IL&FS Transportation Networks said that the committee of directors has approved on Friday, 17 January 2014, the allotment of 5 crore rated unlisted fully paid-up cumulative non-convertible compulsorily redeemable preference shares (CNCRPS) of Rs 10 each at a premium of Rs 10 per share on a private placement basis. The company had earlier issued and allotted 32.64 crore CNCRPS of Rs 10 each at a premium of Rs 10 per share on a private placement basis. With the aforesaid allotment, the company has issued 37.64 crore preference shares of Rs 10 each as of date, IL&FS Transportation Networks said.

JSW Holdings said that pursuant to the application made by the company to the Reserve Bank of India (RBI) for voluntary de- registration as an non-banking financial company (NBFC), RBI has vide its letter dated 9 January 2014, cancelled the Certificate of Registration as an NBFC of the company.
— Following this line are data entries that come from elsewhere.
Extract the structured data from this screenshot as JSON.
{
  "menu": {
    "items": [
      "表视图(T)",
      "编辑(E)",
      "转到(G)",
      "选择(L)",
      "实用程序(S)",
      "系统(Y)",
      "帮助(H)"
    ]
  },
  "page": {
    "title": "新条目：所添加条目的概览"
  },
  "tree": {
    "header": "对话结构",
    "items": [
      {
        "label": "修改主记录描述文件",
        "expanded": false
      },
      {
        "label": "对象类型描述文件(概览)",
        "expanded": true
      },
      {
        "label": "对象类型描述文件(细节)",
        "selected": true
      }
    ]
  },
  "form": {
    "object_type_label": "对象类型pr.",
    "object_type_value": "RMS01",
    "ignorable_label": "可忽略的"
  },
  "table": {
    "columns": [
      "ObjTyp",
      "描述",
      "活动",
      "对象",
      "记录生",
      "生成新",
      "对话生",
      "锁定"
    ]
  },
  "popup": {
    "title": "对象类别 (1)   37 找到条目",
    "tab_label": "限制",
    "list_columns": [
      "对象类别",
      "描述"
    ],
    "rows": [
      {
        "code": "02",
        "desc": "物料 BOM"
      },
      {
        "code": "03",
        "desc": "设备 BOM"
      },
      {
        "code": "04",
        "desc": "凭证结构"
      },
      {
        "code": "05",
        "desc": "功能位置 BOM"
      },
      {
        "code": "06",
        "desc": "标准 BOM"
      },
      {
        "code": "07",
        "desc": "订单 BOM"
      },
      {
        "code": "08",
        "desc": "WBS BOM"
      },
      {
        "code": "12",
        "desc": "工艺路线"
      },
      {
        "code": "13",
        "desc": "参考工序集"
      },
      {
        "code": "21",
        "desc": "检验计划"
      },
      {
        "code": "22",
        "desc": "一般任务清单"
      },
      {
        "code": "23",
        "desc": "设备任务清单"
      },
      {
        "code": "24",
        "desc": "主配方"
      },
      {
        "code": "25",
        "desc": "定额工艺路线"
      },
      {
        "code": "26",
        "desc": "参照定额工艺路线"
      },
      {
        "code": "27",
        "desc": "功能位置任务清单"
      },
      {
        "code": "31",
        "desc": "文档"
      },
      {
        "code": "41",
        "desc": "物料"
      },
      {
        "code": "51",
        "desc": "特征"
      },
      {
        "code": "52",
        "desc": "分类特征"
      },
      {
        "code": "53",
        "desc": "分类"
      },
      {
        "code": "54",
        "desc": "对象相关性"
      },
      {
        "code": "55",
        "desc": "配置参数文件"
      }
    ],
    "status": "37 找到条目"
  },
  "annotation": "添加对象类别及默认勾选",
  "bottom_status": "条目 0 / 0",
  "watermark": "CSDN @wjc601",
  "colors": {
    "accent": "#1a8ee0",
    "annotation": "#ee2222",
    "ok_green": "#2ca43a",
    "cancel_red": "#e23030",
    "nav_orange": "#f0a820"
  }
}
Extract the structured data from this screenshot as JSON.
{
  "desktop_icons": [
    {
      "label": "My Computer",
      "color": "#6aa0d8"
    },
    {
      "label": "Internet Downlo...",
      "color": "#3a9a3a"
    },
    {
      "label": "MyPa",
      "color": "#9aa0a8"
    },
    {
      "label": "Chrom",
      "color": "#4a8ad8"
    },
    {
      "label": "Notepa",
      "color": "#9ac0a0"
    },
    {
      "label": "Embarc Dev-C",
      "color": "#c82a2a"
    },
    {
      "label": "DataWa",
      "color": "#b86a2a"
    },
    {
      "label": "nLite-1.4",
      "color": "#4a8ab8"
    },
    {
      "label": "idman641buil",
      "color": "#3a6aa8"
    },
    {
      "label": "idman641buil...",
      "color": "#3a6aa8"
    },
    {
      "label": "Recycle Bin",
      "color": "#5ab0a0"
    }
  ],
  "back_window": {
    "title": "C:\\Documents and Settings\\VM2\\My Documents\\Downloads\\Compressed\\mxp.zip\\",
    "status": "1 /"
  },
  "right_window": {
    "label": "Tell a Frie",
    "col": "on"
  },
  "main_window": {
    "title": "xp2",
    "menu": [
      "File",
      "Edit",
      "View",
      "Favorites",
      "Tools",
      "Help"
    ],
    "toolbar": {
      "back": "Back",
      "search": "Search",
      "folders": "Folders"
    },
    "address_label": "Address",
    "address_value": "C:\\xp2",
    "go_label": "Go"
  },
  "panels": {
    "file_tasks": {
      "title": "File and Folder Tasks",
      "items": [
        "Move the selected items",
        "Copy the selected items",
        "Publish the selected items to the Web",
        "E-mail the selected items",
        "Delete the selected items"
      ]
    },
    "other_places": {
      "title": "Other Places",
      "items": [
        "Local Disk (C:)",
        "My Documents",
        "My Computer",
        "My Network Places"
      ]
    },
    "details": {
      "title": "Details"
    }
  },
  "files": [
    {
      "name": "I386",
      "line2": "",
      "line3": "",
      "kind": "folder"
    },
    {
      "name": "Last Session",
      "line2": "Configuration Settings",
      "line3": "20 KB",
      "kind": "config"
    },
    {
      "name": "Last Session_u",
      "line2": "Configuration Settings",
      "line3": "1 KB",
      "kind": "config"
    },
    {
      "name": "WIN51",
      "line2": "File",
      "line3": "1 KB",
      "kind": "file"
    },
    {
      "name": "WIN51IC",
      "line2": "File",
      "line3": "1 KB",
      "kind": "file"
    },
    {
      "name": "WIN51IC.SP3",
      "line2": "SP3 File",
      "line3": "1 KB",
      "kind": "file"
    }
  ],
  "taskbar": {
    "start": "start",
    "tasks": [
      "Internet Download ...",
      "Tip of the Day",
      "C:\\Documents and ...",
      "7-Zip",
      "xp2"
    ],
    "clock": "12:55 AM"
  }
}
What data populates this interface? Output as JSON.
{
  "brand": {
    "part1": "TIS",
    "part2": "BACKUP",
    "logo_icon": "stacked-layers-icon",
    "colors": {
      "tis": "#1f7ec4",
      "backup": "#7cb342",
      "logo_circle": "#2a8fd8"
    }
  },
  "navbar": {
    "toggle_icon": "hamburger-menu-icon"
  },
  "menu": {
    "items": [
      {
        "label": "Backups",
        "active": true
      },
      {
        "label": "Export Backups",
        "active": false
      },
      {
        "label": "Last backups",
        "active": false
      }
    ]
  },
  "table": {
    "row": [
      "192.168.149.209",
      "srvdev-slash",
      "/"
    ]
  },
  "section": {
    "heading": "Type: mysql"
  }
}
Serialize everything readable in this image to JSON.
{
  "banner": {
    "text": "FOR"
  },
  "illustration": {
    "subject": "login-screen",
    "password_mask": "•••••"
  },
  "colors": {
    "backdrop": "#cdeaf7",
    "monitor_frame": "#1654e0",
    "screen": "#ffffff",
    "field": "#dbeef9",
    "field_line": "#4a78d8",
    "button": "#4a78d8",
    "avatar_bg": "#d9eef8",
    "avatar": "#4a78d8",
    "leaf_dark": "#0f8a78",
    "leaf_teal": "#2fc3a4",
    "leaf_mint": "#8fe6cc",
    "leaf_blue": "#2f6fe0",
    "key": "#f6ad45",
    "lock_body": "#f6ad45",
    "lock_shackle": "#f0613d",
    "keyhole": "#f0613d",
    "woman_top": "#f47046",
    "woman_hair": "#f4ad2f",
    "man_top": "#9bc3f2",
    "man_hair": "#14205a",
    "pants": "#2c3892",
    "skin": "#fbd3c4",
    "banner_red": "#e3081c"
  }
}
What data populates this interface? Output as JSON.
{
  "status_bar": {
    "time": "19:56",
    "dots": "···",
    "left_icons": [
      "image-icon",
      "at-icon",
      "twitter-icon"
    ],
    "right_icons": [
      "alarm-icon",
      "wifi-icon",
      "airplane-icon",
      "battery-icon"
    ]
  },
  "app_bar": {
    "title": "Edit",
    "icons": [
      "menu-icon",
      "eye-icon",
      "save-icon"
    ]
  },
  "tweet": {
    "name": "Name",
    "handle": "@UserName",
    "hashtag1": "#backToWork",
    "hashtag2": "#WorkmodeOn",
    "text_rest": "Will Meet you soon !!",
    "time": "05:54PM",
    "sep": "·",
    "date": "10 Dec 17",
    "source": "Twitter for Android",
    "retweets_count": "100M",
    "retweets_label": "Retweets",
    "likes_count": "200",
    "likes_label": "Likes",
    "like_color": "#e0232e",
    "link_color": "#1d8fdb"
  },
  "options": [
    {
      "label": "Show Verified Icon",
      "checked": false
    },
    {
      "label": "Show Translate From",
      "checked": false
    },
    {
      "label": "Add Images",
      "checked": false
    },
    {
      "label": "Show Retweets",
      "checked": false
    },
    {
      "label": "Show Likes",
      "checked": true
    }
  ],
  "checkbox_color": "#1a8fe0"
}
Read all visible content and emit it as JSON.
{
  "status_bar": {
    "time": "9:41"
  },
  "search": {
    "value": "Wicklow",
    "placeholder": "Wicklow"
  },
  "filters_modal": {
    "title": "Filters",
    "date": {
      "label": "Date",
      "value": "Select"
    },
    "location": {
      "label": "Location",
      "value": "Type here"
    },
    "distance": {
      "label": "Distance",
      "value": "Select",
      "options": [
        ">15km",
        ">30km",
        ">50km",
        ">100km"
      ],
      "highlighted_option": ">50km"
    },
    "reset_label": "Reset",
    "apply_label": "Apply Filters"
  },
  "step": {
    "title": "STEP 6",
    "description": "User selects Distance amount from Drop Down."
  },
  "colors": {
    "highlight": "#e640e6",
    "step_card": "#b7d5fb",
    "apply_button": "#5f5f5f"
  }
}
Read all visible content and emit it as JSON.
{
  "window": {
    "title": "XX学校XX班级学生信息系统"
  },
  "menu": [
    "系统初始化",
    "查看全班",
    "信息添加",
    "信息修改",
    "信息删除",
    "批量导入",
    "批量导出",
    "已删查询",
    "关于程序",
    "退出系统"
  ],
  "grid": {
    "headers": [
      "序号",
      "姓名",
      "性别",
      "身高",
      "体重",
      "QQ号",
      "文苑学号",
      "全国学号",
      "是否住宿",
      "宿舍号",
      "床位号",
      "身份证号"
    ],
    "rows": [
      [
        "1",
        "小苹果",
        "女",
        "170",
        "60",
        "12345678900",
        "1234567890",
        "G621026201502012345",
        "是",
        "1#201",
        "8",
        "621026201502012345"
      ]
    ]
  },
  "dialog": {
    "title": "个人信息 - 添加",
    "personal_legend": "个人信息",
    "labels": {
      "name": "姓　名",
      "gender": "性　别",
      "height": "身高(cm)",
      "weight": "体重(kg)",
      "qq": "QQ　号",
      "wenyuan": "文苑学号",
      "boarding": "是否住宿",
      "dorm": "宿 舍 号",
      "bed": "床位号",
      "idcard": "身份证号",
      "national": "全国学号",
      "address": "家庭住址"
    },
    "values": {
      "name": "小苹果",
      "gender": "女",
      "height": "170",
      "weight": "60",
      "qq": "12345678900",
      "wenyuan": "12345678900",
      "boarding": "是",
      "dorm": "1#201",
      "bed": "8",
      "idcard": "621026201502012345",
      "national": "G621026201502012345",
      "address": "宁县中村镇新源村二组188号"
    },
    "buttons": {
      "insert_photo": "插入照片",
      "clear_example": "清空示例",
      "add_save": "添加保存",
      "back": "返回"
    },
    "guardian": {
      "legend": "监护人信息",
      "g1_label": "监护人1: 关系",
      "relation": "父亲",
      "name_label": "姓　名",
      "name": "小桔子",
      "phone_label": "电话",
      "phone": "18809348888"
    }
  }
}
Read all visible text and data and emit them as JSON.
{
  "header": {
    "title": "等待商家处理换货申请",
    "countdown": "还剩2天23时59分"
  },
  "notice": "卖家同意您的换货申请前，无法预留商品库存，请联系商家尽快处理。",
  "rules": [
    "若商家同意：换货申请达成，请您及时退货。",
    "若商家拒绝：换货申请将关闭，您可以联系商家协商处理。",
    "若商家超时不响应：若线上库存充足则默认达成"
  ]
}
Since the company is not a systematically important core investment company in terms of RBI's notification dated 5 January 2011, the company is eligible to function as a core investment company (CIC) without applying for registration, JSW Holdings said.

Tilaknagar Industries said that pursuant to the sale of entire stake held by the company in its wholly owned subsidiary i.e. P.P. Caps Private (PPCPL), PPCPL ceases to be subsidiary of the company with effect from 16 January 2014.

Tara Jewels said that the Credit Analysis and Research (CARE) vide their rating report dated 8 January 2014 received by the company on 16 January 2014, has reaffirmed the ratings assigned to the bank facilities of the company, i.e. long-term & short-term (Fund-based & Non Fund-based), as CARE BBB+ (Triple B Plus)/CARE A2 (A Two).